The following day, Najib chaired the first Cabinet meeting and reminded the ministers to work as a team and give their best to the people and the country.
He also stressed that public expectations would be high, and his ministers must be prepared to come under intense public scrutiny.
“It means the people have high expectations of us and how we behave, whether it’s us personally or our family members.
“As such, we must be aware of what we are doing, how we carry ourselves and our way of life so the people will not question anything involving our integrity as a member of the administration,” he said.
As to be expected, there are differing opinions on “Team Najib” and whether they are up for the job in meeting rising voter expectations as well as the many challenges facing the country.
In evaluating the line-up, it is worthwhile to temper our expectations with an understanding of the challenges Najib faced when selecting his team members.
Getting the best people for the positions is the top priority but the Prime Minister also needed to ensure a line-up that reflects key political realities of the country.
A dilemma he faced was over Chinese representation in the Cabinet, since the MCA had declined to accept any government position after its dismal showing at the polls.
Barisan’s main Chinese component party at an extraordinary general meeting last year had resolved that it would not accept any government position if it did not do as well as it did in the 2008 general election.
In the end, Najib’s solution was to “hold” one position, the Transport Ministry, for the MCA until the party sorted out its problems. Defence Minister Datuk Seri Hishammuddin Hussein has been designated the caretaker Transport Minister.
The new line-up included more representatives from Sabah and Sarawak and rightly so as this reflects Barisan’s strong performance in these two states.

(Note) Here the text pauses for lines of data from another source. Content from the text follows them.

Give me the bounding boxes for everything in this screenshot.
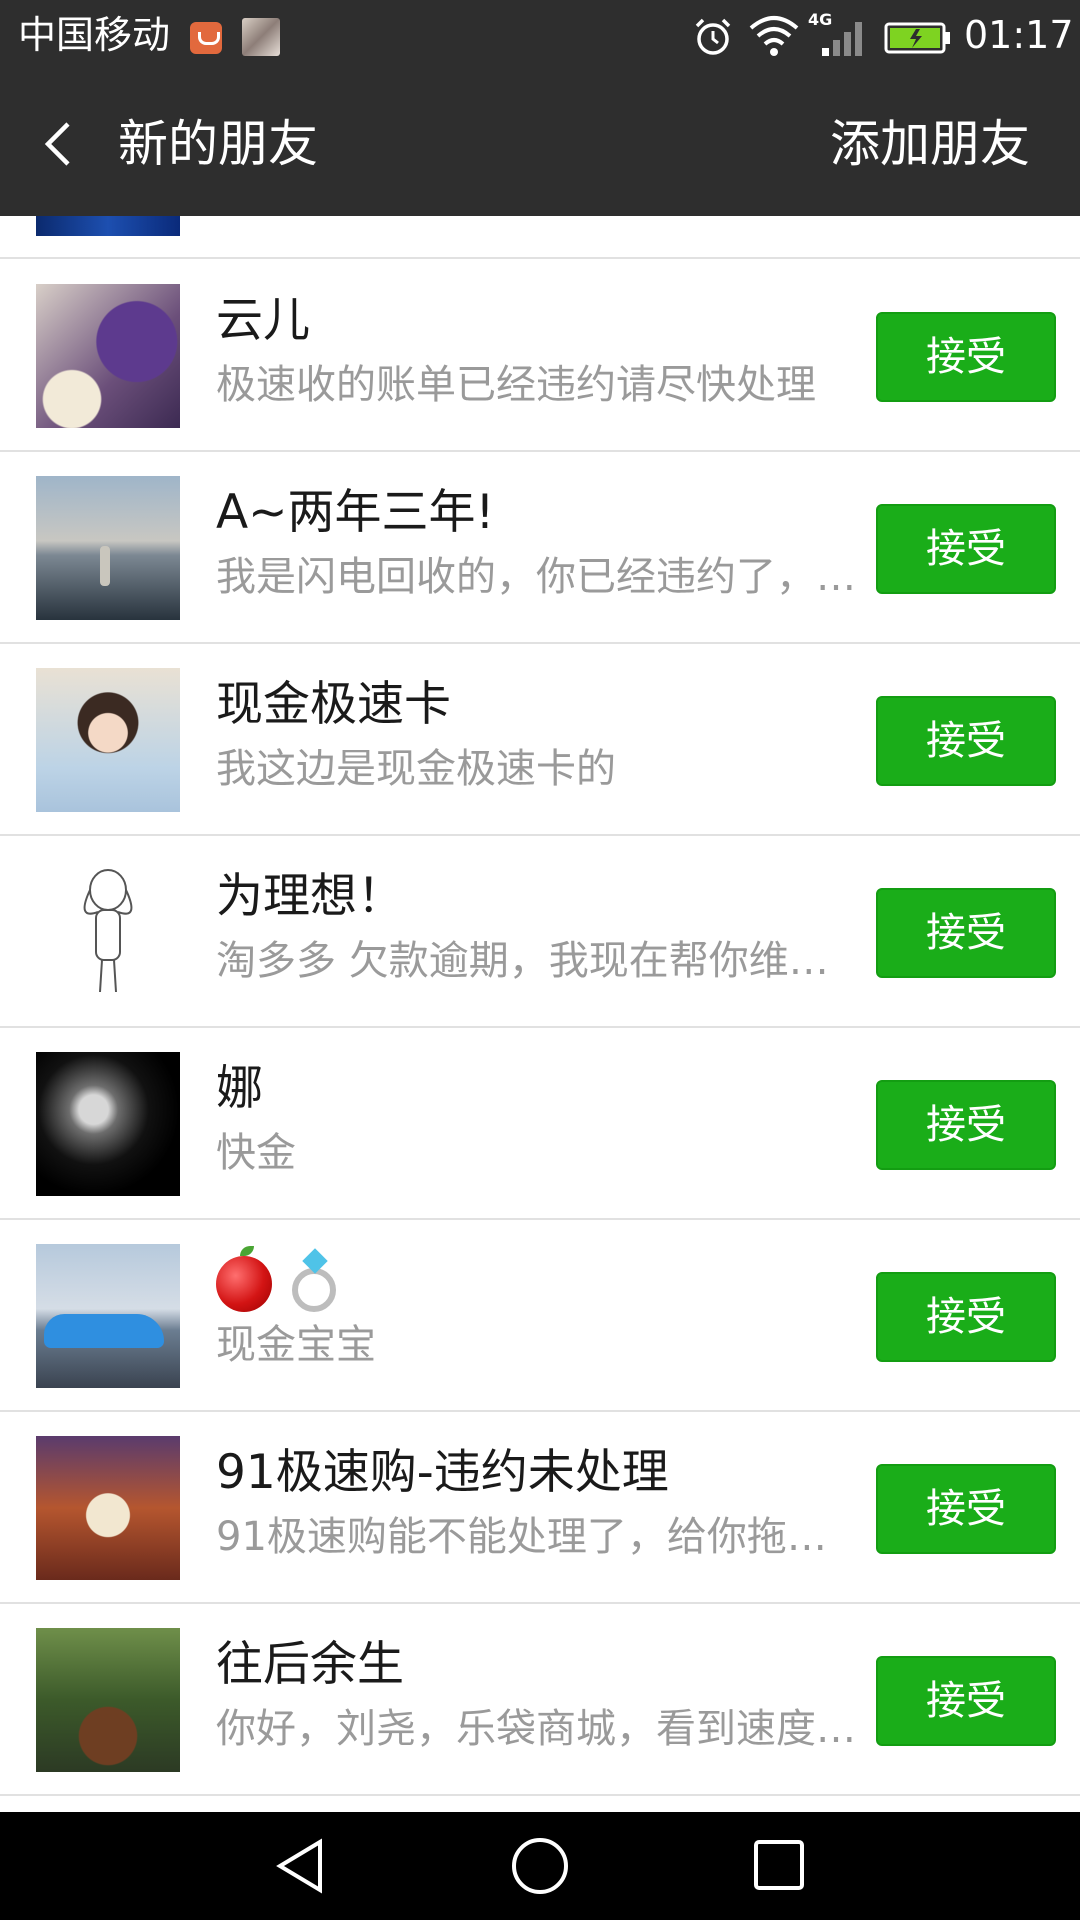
- title-bar: 新的朋友 添加朋友: [0, 72, 1080, 216]
- accept-button[interactable]: 接受: [876, 1080, 1056, 1170]
- list-item[interactable]: 91极速购-违约未处理 91极速购能不能处理了，给你拖… 接受: [0, 1412, 1080, 1604]
- nav-back-icon[interactable]: [272, 1836, 328, 1896]
- friend-name: 为理想！: [216, 869, 404, 924]
- accept-button[interactable]: 接受: [876, 1656, 1056, 1746]
- accept-button[interactable]: 接受: [876, 1464, 1056, 1554]
- friend-name: 云儿: [216, 293, 310, 348]
- list-item[interactable]: 为理想！ 淘多多 欠款逾期，我现在帮你维… 接受: [0, 836, 1080, 1028]
- request-message: 我是闪电回收的，你已经违约了，…: [216, 554, 856, 600]
- list-item[interactable]: 现金宝宝 接受: [0, 1220, 1080, 1412]
- friend-name: 91极速购-违约未处理: [216, 1445, 669, 1500]
- friend-name: A~两年三年!: [216, 485, 495, 540]
- wifi-icon: [749, 16, 799, 56]
- request-message: 极速收的账单已经违约请尽快处理: [216, 362, 816, 408]
- request-message: 快金: [216, 1130, 296, 1176]
- friend-name: 往后余生: [216, 1637, 404, 1692]
- ring-emoji: [292, 1267, 336, 1312]
- avatar: [36, 668, 180, 812]
- avatar: [36, 860, 180, 1004]
- avatar: [36, 284, 180, 428]
- list-item[interactable]: A~两年三年! 我是闪电回收的，你已经违约了，… 接受: [0, 452, 1080, 644]
- image-notification-icon: [242, 18, 280, 56]
- avatar: [36, 1436, 180, 1580]
- friend-name: 现金极速卡: [216, 677, 451, 732]
- avatar: [36, 1052, 180, 1196]
- friend-request-list[interactable]: 云儿 极速收的账单已经违约请尽快处理 接受 A~两年三年! 我是闪电回收的，你已…: [0, 216, 1080, 1812]
- avatar: [36, 216, 180, 236]
- list-item[interactable]: 云儿 极速收的账单已经违约请尽快处理 接受: [0, 260, 1080, 452]
- red-apple-emoji: [216, 1245, 272, 1312]
- battery-charging-icon: [884, 22, 950, 54]
- status-bar: 中国移动 4G 01:17: [0, 0, 1080, 72]
- friend-name: 娜: [216, 1061, 263, 1116]
- nav-home-icon[interactable]: [510, 1836, 570, 1896]
- list-item[interactable]: 娜 快金 接受: [0, 1028, 1080, 1220]
- clock: 01:17: [964, 13, 1074, 57]
- accept-button[interactable]: 接受: [876, 1272, 1056, 1362]
- request-message: 我这边是现金极速卡的: [216, 746, 616, 792]
- list-item[interactable]: 现金极速卡 我这边是现金极速卡的 接受: [0, 644, 1080, 836]
- request-message: 91极速购能不能处理了，给你拖…: [216, 1514, 827, 1560]
- back-arrow-icon[interactable]: [34, 116, 90, 172]
- signal-icon: [822, 22, 862, 56]
- list-item[interactable]: 往后余生 你好，刘尧，乐袋商城，看到速度… 接受: [0, 1604, 1080, 1796]
- system-nav-bar: [0, 1812, 1080, 1920]
- accept-button[interactable]: 接受: [876, 696, 1056, 786]
- page-title: 新的朋友: [118, 115, 318, 173]
- friend-name: [216, 1245, 856, 1314]
- request-message: 你好，刘尧，乐袋商城，看到速度…: [216, 1706, 856, 1752]
- accept-button[interactable]: 接受: [876, 504, 1056, 594]
- request-message: 现金宝宝: [216, 1322, 376, 1368]
- list-item-partial[interactable]: [0, 216, 1080, 259]
- avatar: [36, 476, 180, 620]
- request-message: 淘多多 欠款逾期，我现在帮你维…: [216, 938, 829, 984]
- alarm-icon: [695, 18, 731, 55]
- carrier-label: 中国移动: [18, 13, 171, 57]
- avatar: [36, 1244, 180, 1388]
- add-friend-button[interactable]: 添加朋友: [830, 112, 1030, 176]
- accept-button[interactable]: 接受: [876, 312, 1056, 402]
- stick-figure-icon: [83, 869, 133, 993]
- avatar: [36, 1628, 180, 1772]
- taobao-notification-icon: [190, 22, 222, 54]
- nav-recent-icon[interactable]: [752, 1838, 806, 1892]
- accept-button[interactable]: 接受: [876, 888, 1056, 978]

As expected, Najib did not limit his choices to the 133 MPs. He also opted to bring in outside talent, the so-called technocrats, into the Cabinet via the appointments of Maybank’s Datuk Seri Abdul Wahid Omar and Transparency International’s Datuk Paul Low.
The move is laudable, injecting greater professionalism in his administration. The appointees come with a clean slate with no political baggage that can weigh them down, an added benefit.

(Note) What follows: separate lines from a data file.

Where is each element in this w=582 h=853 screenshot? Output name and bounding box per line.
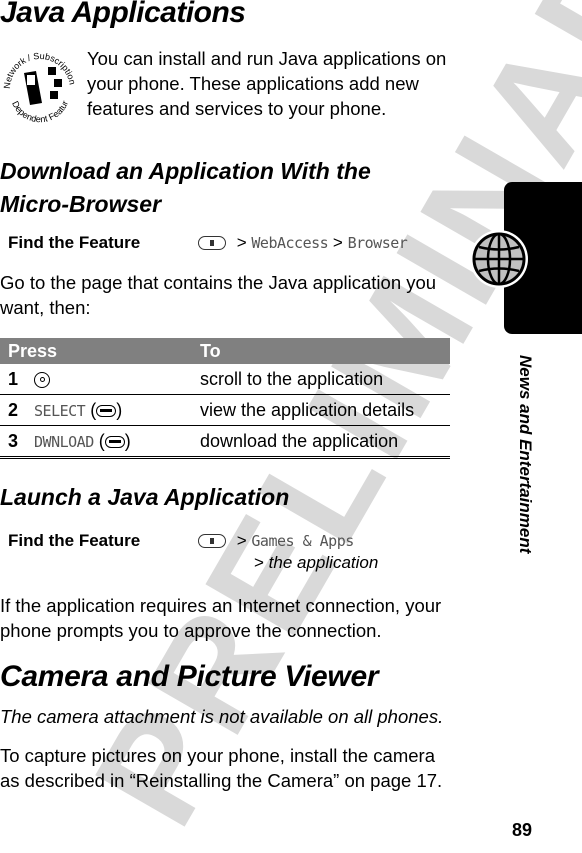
menu-item-browser: Browser bbox=[347, 234, 408, 252]
nav-key-icon bbox=[34, 371, 51, 388]
section-heading-download: Download an Application With the Micro-B… bbox=[0, 158, 371, 217]
find-feature-label: Find the Feature bbox=[8, 233, 141, 252]
menu-path: > Games & Apps bbox=[198, 531, 354, 551]
table-row: 3 DWNLOAD () download the application bbox=[0, 425, 450, 459]
menu-item-games-apps: Games & Apps bbox=[251, 532, 354, 550]
section-heading-launch: Launch a Java Application bbox=[0, 484, 290, 510]
camera-text: To capture pictures on your phone, insta… bbox=[0, 745, 443, 791]
svg-text:Network / Subscription: Network / Subscription bbox=[2, 51, 78, 89]
section-heading-camera: Camera and Picture Viewer bbox=[0, 660, 379, 693]
soft-key-icon bbox=[96, 404, 117, 417]
find-feature-label: Find the Feature bbox=[8, 531, 141, 550]
menu-key-icon bbox=[198, 533, 226, 548]
page-title: Java Applications bbox=[0, 0, 246, 29]
launch-text: If the application requires an Internet … bbox=[0, 595, 442, 641]
select-key-label: SELECT bbox=[34, 401, 86, 420]
download-key-label: DWNLOAD bbox=[34, 432, 94, 451]
chapter-label: News and Entertainment bbox=[516, 355, 535, 554]
globe-icon bbox=[470, 230, 528, 288]
menu-item-the-application: the application bbox=[268, 553, 379, 572]
download-instructions: Go to the page that contains the Java ap… bbox=[0, 272, 437, 318]
network-subscription-badge-icon: Network / Subscription Dependent Feature bbox=[2, 43, 78, 124]
table-row: 1 scroll to the application bbox=[0, 364, 450, 395]
menu-path: > WebAccess > Browser bbox=[198, 233, 408, 253]
intro-paragraph: You can install and run Java application… bbox=[87, 48, 447, 119]
menu-key-icon bbox=[198, 235, 226, 250]
press-table: Press To 1 scroll to the application 2 S… bbox=[0, 338, 450, 459]
camera-note: The camera attachment is not available o… bbox=[0, 706, 444, 727]
table-row: 2 SELECT () view the application details bbox=[0, 394, 450, 426]
menu-item-webaccess: WebAccess bbox=[251, 234, 329, 252]
header-press: Press bbox=[0, 338, 193, 364]
header-to: To bbox=[192, 338, 450, 364]
soft-key-icon bbox=[104, 435, 125, 448]
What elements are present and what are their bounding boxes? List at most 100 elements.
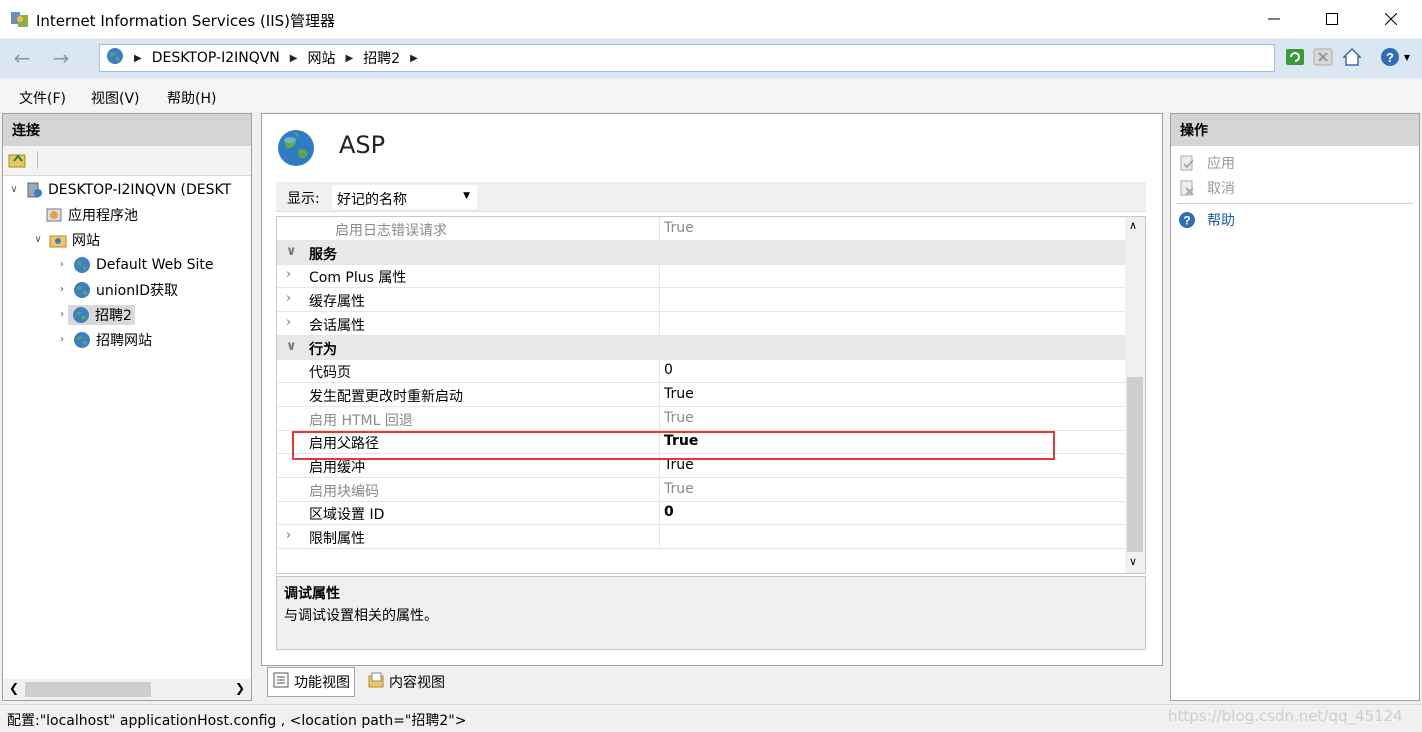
scroll-right-icon[interactable]: ❯ [235, 681, 245, 695]
property-row[interactable]: › 限制属性 [277, 525, 1125, 550]
expand-chevron-icon[interactable]: › [286, 315, 291, 330]
property-grid[interactable]: 启用日志错误请求 True ∨ 服务 › Com Plus 属性 › 缓存属性 › 会话属性 ∨ 行为… [276, 216, 1146, 574]
actions-divider [1177, 203, 1413, 204]
back-button[interactable]: ← [6, 44, 38, 72]
display-mode-select[interactable]: 好记的名称 ▼ [332, 185, 477, 209]
property-row[interactable]: 启用块编码 True [277, 477, 1125, 502]
collapse-chevron-icon[interactable]: ∨ [8, 184, 20, 195]
connect-button[interactable] [8, 151, 28, 173]
home-button[interactable] [1340, 45, 1364, 69]
help-menu-button[interactable]: ? ▼ [1375, 45, 1415, 69]
horizontal-scrollbar[interactable]: ❮ ❯ [3, 679, 251, 700]
close-button[interactable] [1362, 0, 1420, 38]
cancel-action[interactable]: 取消 [1177, 177, 1235, 199]
globe-icon [72, 255, 92, 275]
tree-site-item[interactable]: › unionID获取 [8, 277, 251, 302]
server-icon [24, 180, 44, 200]
description-panel: 调试属性 与调试设置相关的属性。 [276, 576, 1146, 650]
property-value[interactable]: True [664, 410, 694, 426]
expand-chevron-icon[interactable]: › [286, 267, 291, 282]
stop-icon [1313, 48, 1333, 66]
property-row[interactable]: 启用 HTML 回退 True [277, 406, 1125, 431]
scrollbar-thumb[interactable] [1127, 377, 1143, 552]
scrollbar-thumb[interactable] [25, 682, 151, 697]
refresh-button[interactable] [1283, 45, 1307, 69]
page-title: ASP [339, 131, 386, 159]
globe-icon [72, 280, 92, 300]
column-divider [659, 217, 660, 241]
collapse-chevron-icon[interactable]: ∨ [32, 234, 44, 245]
expand-chevron-icon[interactable]: › [56, 334, 68, 345]
column-divider [659, 311, 660, 336]
apply-action[interactable]: 应用 [1177, 152, 1235, 174]
property-name: 服务 [309, 246, 337, 263]
breadcrumb-sites[interactable]: 网站 [307, 48, 335, 68]
breadcrumb-server[interactable]: DESKTOP-I2INQVN [152, 50, 280, 66]
scroll-down-icon[interactable]: ∨ [1129, 555, 1137, 568]
tree-site-item[interactable]: › 招聘网站 [8, 327, 251, 352]
property-category-row[interactable]: ∨ 行为 [277, 335, 1125, 360]
help-action[interactable]: ? 帮助 [1177, 209, 1235, 231]
property-row[interactable]: › 缓存属性 [277, 288, 1125, 313]
menu-file[interactable]: 文件(F) [19, 88, 66, 108]
tree-server-label: DESKTOP-I2INQVN (DESKT [48, 181, 232, 198]
property-row[interactable]: 发生配置更改时重新启动 True [277, 382, 1125, 407]
expand-chevron-icon[interactable]: › [56, 284, 68, 295]
stop-button[interactable] [1311, 45, 1335, 69]
display-filter-bar: 显示: 好记的名称 ▼ [276, 182, 1146, 212]
property-category-row[interactable]: ∨ 服务 [277, 240, 1125, 265]
expand-chevron-icon[interactable]: › [286, 291, 291, 306]
globe-icon [72, 330, 92, 350]
maximize-button[interactable] [1303, 0, 1361, 38]
property-row[interactable]: › Com Plus 属性 [277, 264, 1125, 289]
forward-button[interactable]: → [45, 44, 77, 72]
feature-panel: ASP 显示: 好记的名称 ▼ 启用日志错误请求 True ∨ 服务 › Com Plus… [261, 113, 1163, 666]
property-value[interactable]: 0 [664, 362, 673, 378]
tab-content-view[interactable]: 内容视图 [363, 667, 449, 697]
scroll-left-icon[interactable]: ❮ [9, 681, 19, 695]
tab-features-view[interactable]: 功能视图 [267, 667, 355, 697]
globe-icon [106, 47, 124, 69]
property-row[interactable]: 区域设置 ID 0 [277, 501, 1125, 526]
close-icon [1385, 13, 1397, 25]
breadcrumb-site[interactable]: 招聘2 [363, 48, 400, 68]
menu-bar: 文件(F) 视图(V) 帮助(H) [0, 80, 1422, 112]
tree-sites[interactable]: ∨ 网站 [8, 227, 251, 252]
menu-view[interactable]: 视图(V) [91, 88, 140, 108]
scroll-up-icon[interactable]: ∧ [1129, 219, 1137, 232]
breadcrumb[interactable]: ▶ DESKTOP-I2INQVN ▶ 网站 ▶ 招聘2 ▶ [99, 44, 1275, 72]
column-divider [659, 525, 660, 550]
column-divider [659, 264, 660, 289]
tree-server[interactable]: ∨ DESKTOP-I2INQVN (DESKT [8, 177, 251, 202]
property-name: 启用 HTML 回退 [309, 412, 413, 429]
globe-icon [71, 305, 91, 325]
dropdown-arrow-icon: ▼ [1403, 52, 1411, 62]
property-name: 启用日志错误请求 [335, 223, 447, 239]
app-pool-icon [44, 205, 64, 225]
property-value[interactable]: True [664, 481, 694, 497]
collapse-chevron-icon[interactable]: ∨ [286, 339, 297, 354]
tree-site-item[interactable]: › Default Web Site [8, 252, 251, 277]
refresh-icon [1286, 49, 1304, 65]
expand-chevron-icon[interactable]: › [56, 309, 68, 320]
property-row[interactable]: › 会话属性 [277, 311, 1125, 336]
minimize-button[interactable] [1245, 0, 1303, 38]
collapse-chevron-icon[interactable]: ∨ [286, 244, 297, 259]
tree-app-pools[interactable]: 应用程序池 [8, 202, 251, 227]
address-bar: ← → ▶ DESKTOP-I2INQVN ▶ 网站 ▶ 招聘2 ▶ ? ▼ [0, 39, 1422, 78]
menu-help[interactable]: 帮助(H) [167, 88, 216, 108]
property-value[interactable]: True [664, 220, 694, 236]
vertical-scrollbar[interactable]: ∧ ∨ [1125, 217, 1145, 573]
help-icon: ? [1380, 48, 1399, 66]
property-row[interactable]: 启用日志错误请求 True [277, 217, 1125, 241]
tree-site-item-selected[interactable]: › 招聘2 [8, 302, 251, 327]
property-row[interactable]: 代码页 0 [277, 359, 1125, 384]
property-value[interactable]: True [664, 386, 694, 402]
expand-chevron-icon[interactable]: › [286, 528, 291, 543]
breadcrumb-separator-icon: ▶ [345, 52, 354, 64]
help-label: 帮助 [1207, 213, 1235, 229]
expand-chevron-icon[interactable]: › [56, 259, 68, 270]
property-value[interactable]: 0 [664, 504, 674, 520]
svg-text:?: ? [1183, 214, 1190, 228]
tree-site-label: 招聘网站 [96, 332, 152, 349]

We wish our ministers and their deputies all the best in light of the heavy burden they must bear over the next five years of the Government’s term.
The new team needs to help Najib steer the country’s economy to continued growth and ensure a successful rollout of the National Transformation Programme.
The other major task will be to help bring Malaysians closer together following the outcome of a fractious general election.
With Najib’s team in place, all Malaysians regardless of their political affiliations should give the new line-up the necessary space and support they require so they can get on with the job at hand.
In return, our hope is for all the newly-minted team members to never forget they are accountable to the people who will be closely watching their every move for the next five years.